Deceased patient’s records
Q Our practice has had a request for access to the dental records of a deceased patient from a relative who claims to be executor of her estate. How should we proceed?
The correct process is set out in the Access to Health Records Act (1990). The AHRA allows for a personal representative of the deceased patient to apply in writing to the record holder for access. A "personal representative" is an individual entitled to administer the estate of the deceased by virtue of a grant of probate (if a will was left) or by letter of administration if the patient died intestate (no will is left), and this term is effectively synonymous with "administrator" or "executor". The applicant should provide proof that they have the right of access as a personal representative. This could be a solicitor’s letter confirming the appointment, or a copy of the relevant part of the deceased’s will. In preparing copies of medical records, check whether the deceased asked for certain information to be withheld and ensure there are no references to third-party information, such as personal details regarding a named relative.
Q Our practice is planning to market an expanded teeth-whitening and non-surgical cosmetic treatment service. This includes new signage assuring potential patients that we are ‘GDC and HCIS registered’. Does this sound okay?

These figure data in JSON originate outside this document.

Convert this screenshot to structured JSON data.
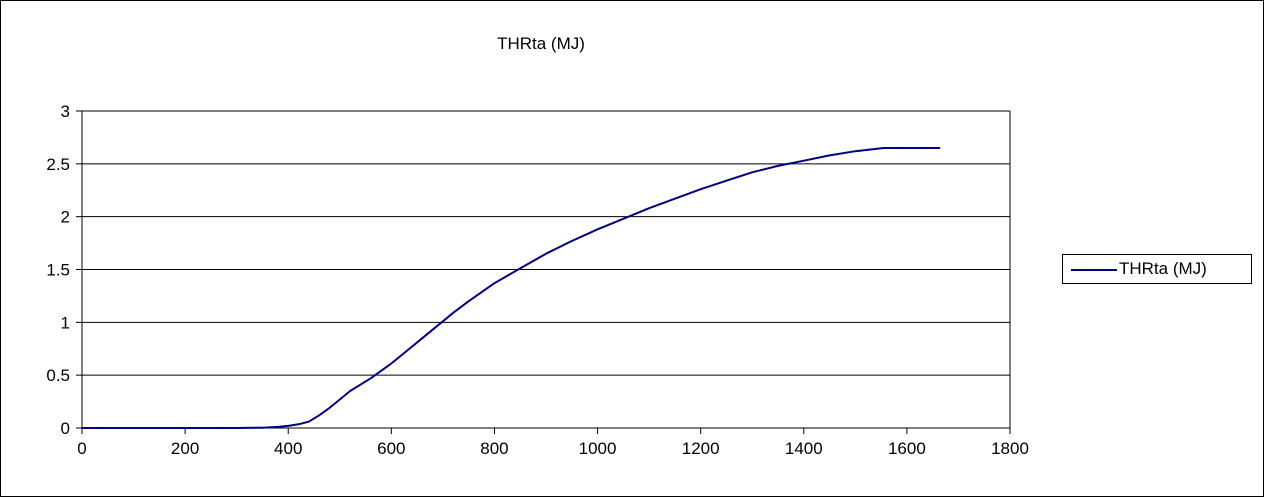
{
  "chart_data": {
    "type": "line",
    "title": "THRta (MJ)",
    "xlabel": "",
    "ylabel": "",
    "xlim": [
      0,
      1800
    ],
    "ylim": [
      0,
      3
    ],
    "x_ticks": [
      0,
      200,
      400,
      600,
      800,
      1000,
      1200,
      1400,
      1600,
      1800
    ],
    "y_ticks": [
      0,
      0.5,
      1,
      1.5,
      2,
      2.5,
      3
    ],
    "x_tick_labels": [
      "0",
      "200",
      "400",
      "600",
      "800",
      "1000",
      "1200",
      "1400",
      "1600",
      "1800"
    ],
    "y_tick_labels": [
      "0",
      "0.5",
      "1",
      "1.5",
      "2",
      "2.5",
      "3"
    ],
    "grid": "horizontal",
    "legend_position": "right",
    "series": [
      {
        "name": "THRta (MJ)",
        "color": "#000080",
        "x": [
          0,
          100,
          200,
          300,
          350,
          380,
          400,
          420,
          440,
          460,
          480,
          500,
          520,
          540,
          560,
          580,
          600,
          620,
          640,
          660,
          680,
          700,
          720,
          750,
          800,
          850,
          900,
          950,
          1000,
          1050,
          1100,
          1150,
          1200,
          1250,
          1300,
          1350,
          1400,
          1450,
          1500,
          1555,
          1600,
          1663
        ],
        "y": [
          0,
          0,
          0,
          0,
          0.003,
          0.01,
          0.02,
          0.035,
          0.06,
          0.12,
          0.19,
          0.27,
          0.35,
          0.41,
          0.47,
          0.54,
          0.61,
          0.69,
          0.77,
          0.85,
          0.93,
          1.01,
          1.09,
          1.2,
          1.37,
          1.51,
          1.65,
          1.77,
          1.88,
          1.98,
          2.08,
          2.17,
          2.26,
          2.34,
          2.42,
          2.48,
          2.53,
          2.58,
          2.62,
          2.65,
          2.65,
          2.65
        ]
      }
    ]
  }
}
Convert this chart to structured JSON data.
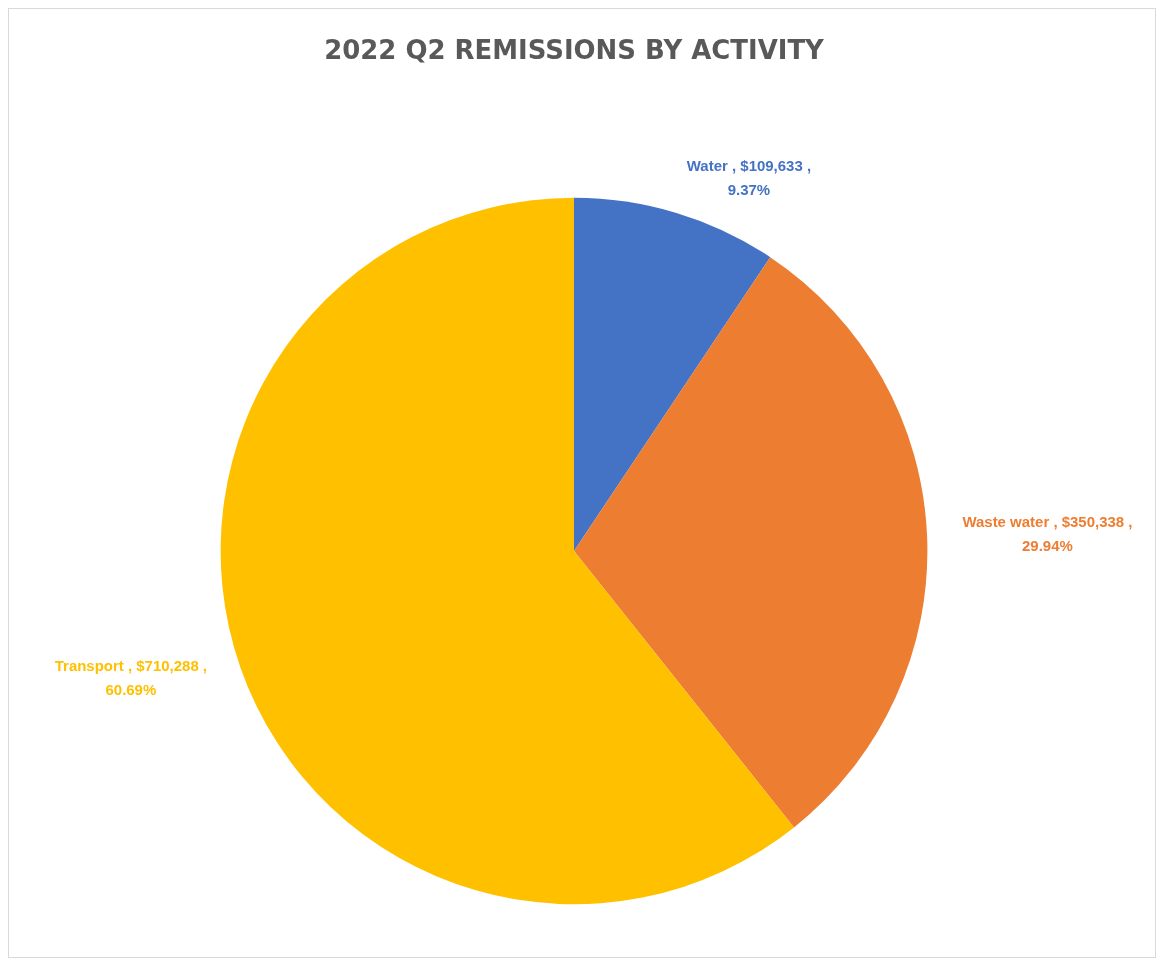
{
  "chart_data": {
    "type": "pie",
    "title": "2022 Q2 REMISSIONS BY ACTIVITY",
    "categories": [
      "Water",
      "Waste water",
      "Transport"
    ],
    "values": [
      109633,
      350338,
      710288
    ],
    "colors": [
      "#4472c4",
      "#ed7d31",
      "#ffc000"
    ],
    "value_labels": [
      "$109,633 , 9.37%",
      "$350,338 , 29.94%",
      "$710,288 , 60.69%"
    ],
    "legend": false
  }
}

The proposed signage would appear to state that the practice is registered with the GDC. The GDC does not offer entity registration. Therefore, your signage would need to stipulate that the individual treating clinicians were registrants and provide their names and registration numbers (as required by the GDC’s advertising guidance).
Q I’m a GDP and do a lot of dental photography. Do I need the patient's consent if I share anonymous photographs of their teeth (only) on social media?
The GDC states in its standards guidance that if you want to use patient information, including photographs, for any reason you must obtain and record the patient’s consent for use. This is required even if the patient remains anonymous. To secure consent you must explain how the information or images will be used (e.g. posting on a dental forum or advertising) and check that the patient understands what they are agreeing to. You should also only release or use the minimum information necessary for the requested purpose and explain to the patient that they can withdraw their permission at any time.
Q Our practice has a policy for late attendance at dental hygienist appointments. Late patients are offered the option of attending the remainder of their appointment or can pay a cancellation charge and make a new 20-minute appointment. Most opt for the former but where do we stand from a legal point of view if the hygienists only have time to provide what they might perceive as a sub-standard job?
We appreciate that you are attempting to offer late-attending patients the widest choice of solutions to their predicament – and GDC guidance advises that clinical decisions should be shared between the clinician and the patient. However, patients cannot consent to harm. Therefore, if the hygienist feels that the patient’s late attendance will compromise the ability to carry out satisfactory treatment it is advisable that a shortened appointment is not offered. Should the hygienist judge that there is sufficient time to complete a component of the planned treatment, a choice might be offered but the patient should be alerted to the fact that a future appointment may be necessary. This situation must be approached with caution, as the fact that treatment was rushed in order to accommodate a late-attending patient would be unlikely to stand as a satisfactory legal defence.
Q Can our practice dental therapist place temporary restorations in cavities or for lost fillings without the need to ask a dentist specifically for a referral?
It would be perfectly reasonable for a hygienist or therapist to place a temporary restoration in a cavity or to replace a filling, without recourse to the dentist. Placing temporary dressings is within the GDC Scope of practice for dental therapists/hygienists either “direct to patients or under prescription from a dentist”, provided they are “trained, competent and indemnified”. It would then be a matter of the patient being advised to attend for a follow-up appointment with a dentist so that the clinical situation could be assessed for permanent restoration.
Q I’ve been recently employed as an associate at a dental practice and have been asked if I can take CBCT (cone beam computed tomography) scans. This was not something covered in detail in my university course. Can I take on this task if instructed how? Do I need to have additional training or a certificate?
Ionising radiography is carefully controlled by legislation and anyone involved in the exposure of a patient has to be trained and competent for that role. This is made explicit in official government guidance for the use of CBCT in dentistry, which details the necessary training. What is clear from the guidance is that you cannot simply be shown how to expose a CBCT and then launch off independently. The GDC also states in its Scope of practice guidance: “You should only carry out a task or type of treatment or make decisions about a patient’s care if you are sure that you have the necessary skills and are appropriately trained, competent and indemnified. If a task, type of treatment or decision is outside your scope of practice or you do not feel that you are trained and competent to do it you must refer the patient to an appropriately trained colleague.”